Antkind
Charlie Kaufman
Random House 2020
Reviewed by Bob Wake
At 720 pages, Antkind succeeds as a large-scale comic novel. This is an impressive feat for a first-time novelist (albeit a first-time novelist who happens to be an Oscar-winning screenwriter). Line for line, page for page, Antkind is frequently deliriously funny. Kaufman’s 1990s TV scripts for comics like Chris Elliot are a clear influence. Antkind’s narrator and protagonist, B. Rosenberger Rosenberg, a self-important film critic, has the snotty arrogance that Elliot mastered so perfectly. Chris Elliot’s willingness to risk unlikeability is both his genius as a comic performer and probably his undoing with audiences (e.g. Cabin Boy). Charlie Kaufman seems to intuitively understand that an insufferable character is only as bearable as the jokes exposing the character’s pretensions and selfishness.

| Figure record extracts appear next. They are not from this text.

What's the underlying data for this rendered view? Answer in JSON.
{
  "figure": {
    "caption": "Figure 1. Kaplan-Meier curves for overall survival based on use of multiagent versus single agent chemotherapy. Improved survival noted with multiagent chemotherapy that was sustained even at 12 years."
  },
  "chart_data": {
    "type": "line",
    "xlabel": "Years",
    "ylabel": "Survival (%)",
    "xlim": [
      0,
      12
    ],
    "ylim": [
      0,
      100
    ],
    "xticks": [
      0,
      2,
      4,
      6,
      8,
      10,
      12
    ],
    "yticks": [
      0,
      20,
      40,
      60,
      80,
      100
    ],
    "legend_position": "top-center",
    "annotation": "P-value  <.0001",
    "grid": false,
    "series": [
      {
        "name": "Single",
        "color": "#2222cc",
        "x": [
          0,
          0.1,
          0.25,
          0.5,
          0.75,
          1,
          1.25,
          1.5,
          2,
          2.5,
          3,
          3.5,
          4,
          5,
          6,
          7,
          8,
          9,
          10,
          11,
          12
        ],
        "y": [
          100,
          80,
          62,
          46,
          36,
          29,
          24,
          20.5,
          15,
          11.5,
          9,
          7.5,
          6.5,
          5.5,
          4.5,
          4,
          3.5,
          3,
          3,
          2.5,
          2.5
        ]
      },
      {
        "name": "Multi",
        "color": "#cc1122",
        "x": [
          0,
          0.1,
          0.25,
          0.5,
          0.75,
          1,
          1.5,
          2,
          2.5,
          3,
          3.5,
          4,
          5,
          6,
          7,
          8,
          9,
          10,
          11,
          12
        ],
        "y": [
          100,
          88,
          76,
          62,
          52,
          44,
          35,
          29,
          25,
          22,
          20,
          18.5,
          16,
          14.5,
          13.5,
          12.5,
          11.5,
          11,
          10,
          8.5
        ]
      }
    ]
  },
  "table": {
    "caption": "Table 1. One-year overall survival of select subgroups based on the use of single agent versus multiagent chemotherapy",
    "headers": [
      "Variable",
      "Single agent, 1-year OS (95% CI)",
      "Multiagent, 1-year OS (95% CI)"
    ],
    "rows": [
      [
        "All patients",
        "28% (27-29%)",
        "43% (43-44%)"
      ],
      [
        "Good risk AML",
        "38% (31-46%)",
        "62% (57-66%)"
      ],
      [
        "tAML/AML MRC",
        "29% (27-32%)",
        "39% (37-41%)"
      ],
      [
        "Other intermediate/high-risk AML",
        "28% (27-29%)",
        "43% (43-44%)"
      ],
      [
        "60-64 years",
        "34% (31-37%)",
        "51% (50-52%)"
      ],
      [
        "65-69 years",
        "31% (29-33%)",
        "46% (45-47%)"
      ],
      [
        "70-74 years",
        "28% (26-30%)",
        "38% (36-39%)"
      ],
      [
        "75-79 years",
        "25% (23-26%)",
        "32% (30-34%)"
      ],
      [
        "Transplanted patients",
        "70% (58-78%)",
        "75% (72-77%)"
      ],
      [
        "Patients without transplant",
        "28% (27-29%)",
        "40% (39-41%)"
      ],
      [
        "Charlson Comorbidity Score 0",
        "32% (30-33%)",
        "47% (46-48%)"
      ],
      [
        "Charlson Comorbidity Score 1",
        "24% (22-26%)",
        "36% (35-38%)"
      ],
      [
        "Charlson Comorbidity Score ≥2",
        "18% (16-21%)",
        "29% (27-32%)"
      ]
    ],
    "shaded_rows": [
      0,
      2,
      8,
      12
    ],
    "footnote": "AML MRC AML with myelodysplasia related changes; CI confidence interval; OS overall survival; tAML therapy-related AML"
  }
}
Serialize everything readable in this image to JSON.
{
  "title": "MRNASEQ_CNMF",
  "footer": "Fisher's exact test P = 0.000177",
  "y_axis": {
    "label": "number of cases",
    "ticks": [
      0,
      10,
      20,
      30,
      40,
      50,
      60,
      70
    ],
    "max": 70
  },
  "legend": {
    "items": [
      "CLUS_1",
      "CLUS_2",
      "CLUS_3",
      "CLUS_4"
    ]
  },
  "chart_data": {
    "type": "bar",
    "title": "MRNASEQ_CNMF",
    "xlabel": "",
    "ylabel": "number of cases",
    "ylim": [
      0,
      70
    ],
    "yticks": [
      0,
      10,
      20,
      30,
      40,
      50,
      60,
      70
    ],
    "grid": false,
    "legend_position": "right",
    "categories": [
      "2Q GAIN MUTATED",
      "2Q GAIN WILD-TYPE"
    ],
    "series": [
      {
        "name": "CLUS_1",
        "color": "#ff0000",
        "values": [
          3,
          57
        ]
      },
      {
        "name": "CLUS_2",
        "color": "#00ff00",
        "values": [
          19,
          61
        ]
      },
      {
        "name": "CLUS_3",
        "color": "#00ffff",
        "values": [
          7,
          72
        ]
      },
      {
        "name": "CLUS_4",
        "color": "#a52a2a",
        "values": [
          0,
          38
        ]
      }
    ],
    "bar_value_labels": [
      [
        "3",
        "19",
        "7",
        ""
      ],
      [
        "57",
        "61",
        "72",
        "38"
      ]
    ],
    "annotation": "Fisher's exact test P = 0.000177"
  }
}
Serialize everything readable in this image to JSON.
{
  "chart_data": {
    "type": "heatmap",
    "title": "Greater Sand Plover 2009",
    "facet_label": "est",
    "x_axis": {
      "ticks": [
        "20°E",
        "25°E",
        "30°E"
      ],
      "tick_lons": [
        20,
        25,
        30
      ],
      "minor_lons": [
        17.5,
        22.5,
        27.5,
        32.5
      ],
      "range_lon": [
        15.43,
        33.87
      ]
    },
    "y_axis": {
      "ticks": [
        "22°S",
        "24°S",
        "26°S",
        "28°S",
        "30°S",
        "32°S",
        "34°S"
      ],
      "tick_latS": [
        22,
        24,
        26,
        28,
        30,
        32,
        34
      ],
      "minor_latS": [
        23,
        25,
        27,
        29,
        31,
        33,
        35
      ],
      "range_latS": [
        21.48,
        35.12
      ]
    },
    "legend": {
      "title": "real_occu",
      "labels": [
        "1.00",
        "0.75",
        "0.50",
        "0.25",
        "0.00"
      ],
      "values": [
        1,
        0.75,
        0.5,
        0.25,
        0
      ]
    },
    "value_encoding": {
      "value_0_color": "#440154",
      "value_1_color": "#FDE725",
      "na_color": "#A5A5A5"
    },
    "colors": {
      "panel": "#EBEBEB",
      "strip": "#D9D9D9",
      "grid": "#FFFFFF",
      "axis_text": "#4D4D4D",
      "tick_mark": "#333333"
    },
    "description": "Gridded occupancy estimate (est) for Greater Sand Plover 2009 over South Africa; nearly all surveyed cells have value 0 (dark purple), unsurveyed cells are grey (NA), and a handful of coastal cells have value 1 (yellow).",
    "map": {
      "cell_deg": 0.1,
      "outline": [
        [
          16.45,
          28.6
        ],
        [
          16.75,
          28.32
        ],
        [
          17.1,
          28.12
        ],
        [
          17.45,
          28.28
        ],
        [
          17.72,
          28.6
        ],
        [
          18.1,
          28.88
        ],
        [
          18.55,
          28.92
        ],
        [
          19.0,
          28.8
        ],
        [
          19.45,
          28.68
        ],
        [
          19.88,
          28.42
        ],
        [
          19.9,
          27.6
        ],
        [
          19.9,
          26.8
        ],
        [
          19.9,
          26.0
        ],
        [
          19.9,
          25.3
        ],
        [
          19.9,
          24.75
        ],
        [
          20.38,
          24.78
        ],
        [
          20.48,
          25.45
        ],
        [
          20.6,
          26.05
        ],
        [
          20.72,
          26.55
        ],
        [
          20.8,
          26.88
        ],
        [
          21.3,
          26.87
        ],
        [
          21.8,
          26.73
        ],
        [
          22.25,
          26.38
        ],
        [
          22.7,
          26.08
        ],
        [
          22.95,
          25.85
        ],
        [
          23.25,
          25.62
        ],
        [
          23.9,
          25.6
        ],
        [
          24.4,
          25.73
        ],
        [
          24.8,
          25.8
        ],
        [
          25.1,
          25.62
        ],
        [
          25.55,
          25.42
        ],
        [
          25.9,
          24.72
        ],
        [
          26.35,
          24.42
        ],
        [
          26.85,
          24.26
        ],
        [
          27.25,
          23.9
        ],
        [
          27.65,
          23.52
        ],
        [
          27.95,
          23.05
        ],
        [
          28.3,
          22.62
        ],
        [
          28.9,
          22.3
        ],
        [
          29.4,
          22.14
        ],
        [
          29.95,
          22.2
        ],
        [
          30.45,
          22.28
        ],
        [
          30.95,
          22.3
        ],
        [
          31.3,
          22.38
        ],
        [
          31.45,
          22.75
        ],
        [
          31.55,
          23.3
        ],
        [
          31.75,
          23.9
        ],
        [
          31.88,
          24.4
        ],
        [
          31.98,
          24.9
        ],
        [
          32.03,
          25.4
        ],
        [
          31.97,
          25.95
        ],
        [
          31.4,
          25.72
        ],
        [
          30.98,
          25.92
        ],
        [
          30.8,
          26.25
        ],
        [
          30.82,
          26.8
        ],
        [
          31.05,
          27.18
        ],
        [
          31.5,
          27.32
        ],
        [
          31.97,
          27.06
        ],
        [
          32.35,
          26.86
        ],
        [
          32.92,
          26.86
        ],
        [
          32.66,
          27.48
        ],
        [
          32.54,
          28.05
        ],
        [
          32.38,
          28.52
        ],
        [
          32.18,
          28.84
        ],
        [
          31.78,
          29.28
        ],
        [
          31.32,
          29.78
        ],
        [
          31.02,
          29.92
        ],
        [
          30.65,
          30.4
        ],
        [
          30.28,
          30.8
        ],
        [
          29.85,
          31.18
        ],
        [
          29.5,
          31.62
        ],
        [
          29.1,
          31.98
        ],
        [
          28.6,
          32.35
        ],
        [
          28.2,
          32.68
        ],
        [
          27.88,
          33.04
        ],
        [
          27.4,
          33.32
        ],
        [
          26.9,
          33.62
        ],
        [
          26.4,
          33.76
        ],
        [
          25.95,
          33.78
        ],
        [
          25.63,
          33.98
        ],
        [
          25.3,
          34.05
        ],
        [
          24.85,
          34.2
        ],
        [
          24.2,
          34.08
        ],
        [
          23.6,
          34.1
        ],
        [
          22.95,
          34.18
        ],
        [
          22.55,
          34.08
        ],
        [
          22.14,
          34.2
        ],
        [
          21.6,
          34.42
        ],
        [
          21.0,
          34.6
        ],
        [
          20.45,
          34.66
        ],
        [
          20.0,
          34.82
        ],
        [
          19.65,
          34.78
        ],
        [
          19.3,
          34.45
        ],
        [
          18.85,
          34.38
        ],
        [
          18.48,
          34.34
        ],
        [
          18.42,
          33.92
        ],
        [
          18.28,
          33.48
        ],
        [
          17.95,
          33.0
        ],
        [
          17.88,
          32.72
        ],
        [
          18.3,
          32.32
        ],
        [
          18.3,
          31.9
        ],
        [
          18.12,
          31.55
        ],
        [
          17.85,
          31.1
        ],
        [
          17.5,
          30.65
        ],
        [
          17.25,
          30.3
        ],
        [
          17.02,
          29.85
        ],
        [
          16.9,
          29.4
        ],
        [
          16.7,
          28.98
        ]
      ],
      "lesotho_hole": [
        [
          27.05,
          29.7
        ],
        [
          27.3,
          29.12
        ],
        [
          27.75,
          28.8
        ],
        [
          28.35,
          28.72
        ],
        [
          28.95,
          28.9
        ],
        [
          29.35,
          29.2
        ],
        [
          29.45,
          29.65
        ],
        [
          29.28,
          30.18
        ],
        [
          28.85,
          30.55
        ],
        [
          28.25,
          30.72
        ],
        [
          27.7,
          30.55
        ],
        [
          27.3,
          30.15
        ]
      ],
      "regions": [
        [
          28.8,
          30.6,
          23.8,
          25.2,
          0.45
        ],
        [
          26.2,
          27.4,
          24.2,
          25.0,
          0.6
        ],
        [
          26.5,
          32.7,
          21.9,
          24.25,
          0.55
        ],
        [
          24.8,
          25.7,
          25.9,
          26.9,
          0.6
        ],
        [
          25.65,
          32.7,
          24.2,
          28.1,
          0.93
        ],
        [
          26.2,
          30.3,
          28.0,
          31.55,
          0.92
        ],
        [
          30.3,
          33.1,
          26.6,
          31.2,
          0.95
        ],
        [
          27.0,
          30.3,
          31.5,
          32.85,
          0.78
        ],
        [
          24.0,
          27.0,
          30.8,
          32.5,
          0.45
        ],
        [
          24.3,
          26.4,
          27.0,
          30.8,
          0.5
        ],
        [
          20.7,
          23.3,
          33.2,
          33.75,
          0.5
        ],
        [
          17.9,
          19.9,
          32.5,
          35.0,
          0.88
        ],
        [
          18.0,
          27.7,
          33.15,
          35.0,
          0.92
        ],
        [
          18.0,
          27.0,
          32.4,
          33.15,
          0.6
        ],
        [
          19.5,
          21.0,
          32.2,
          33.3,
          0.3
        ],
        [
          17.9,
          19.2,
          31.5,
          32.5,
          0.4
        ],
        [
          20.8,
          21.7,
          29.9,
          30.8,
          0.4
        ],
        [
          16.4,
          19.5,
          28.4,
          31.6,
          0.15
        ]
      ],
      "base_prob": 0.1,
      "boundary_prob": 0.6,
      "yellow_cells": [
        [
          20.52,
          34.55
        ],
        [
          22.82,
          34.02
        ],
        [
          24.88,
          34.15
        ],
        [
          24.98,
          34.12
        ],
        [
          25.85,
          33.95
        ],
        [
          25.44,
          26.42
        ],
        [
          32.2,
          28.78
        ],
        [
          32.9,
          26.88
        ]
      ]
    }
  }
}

Antkind has the jokes like Arby’s has the meats. As Kaufman has shown in his wildly inventive film scripts (Being John Malkovich, Adaptation, Eternal Sunshine of the Spotless Mind), he’s never met a meta gag that he can’t spin into comedy gold. Not unlike Martin Amis’s insertion of “Martin Amis” as a character in his novel Money, Antkind’s film critic is deeply hostile to the very real films of Charlie Kaufman (while extolling the more comfortably mainstream films, both real and imaginary, of Judd Apatow). Although the novel’s sci-fi trappings—time-travel and multiverses—seem at times like a lesser work by Philip K. Dick (name-checked in Antkind as an “American primitivist”), Antkind’s slapstick exuberance is like a live-action Tex Avery cartoon.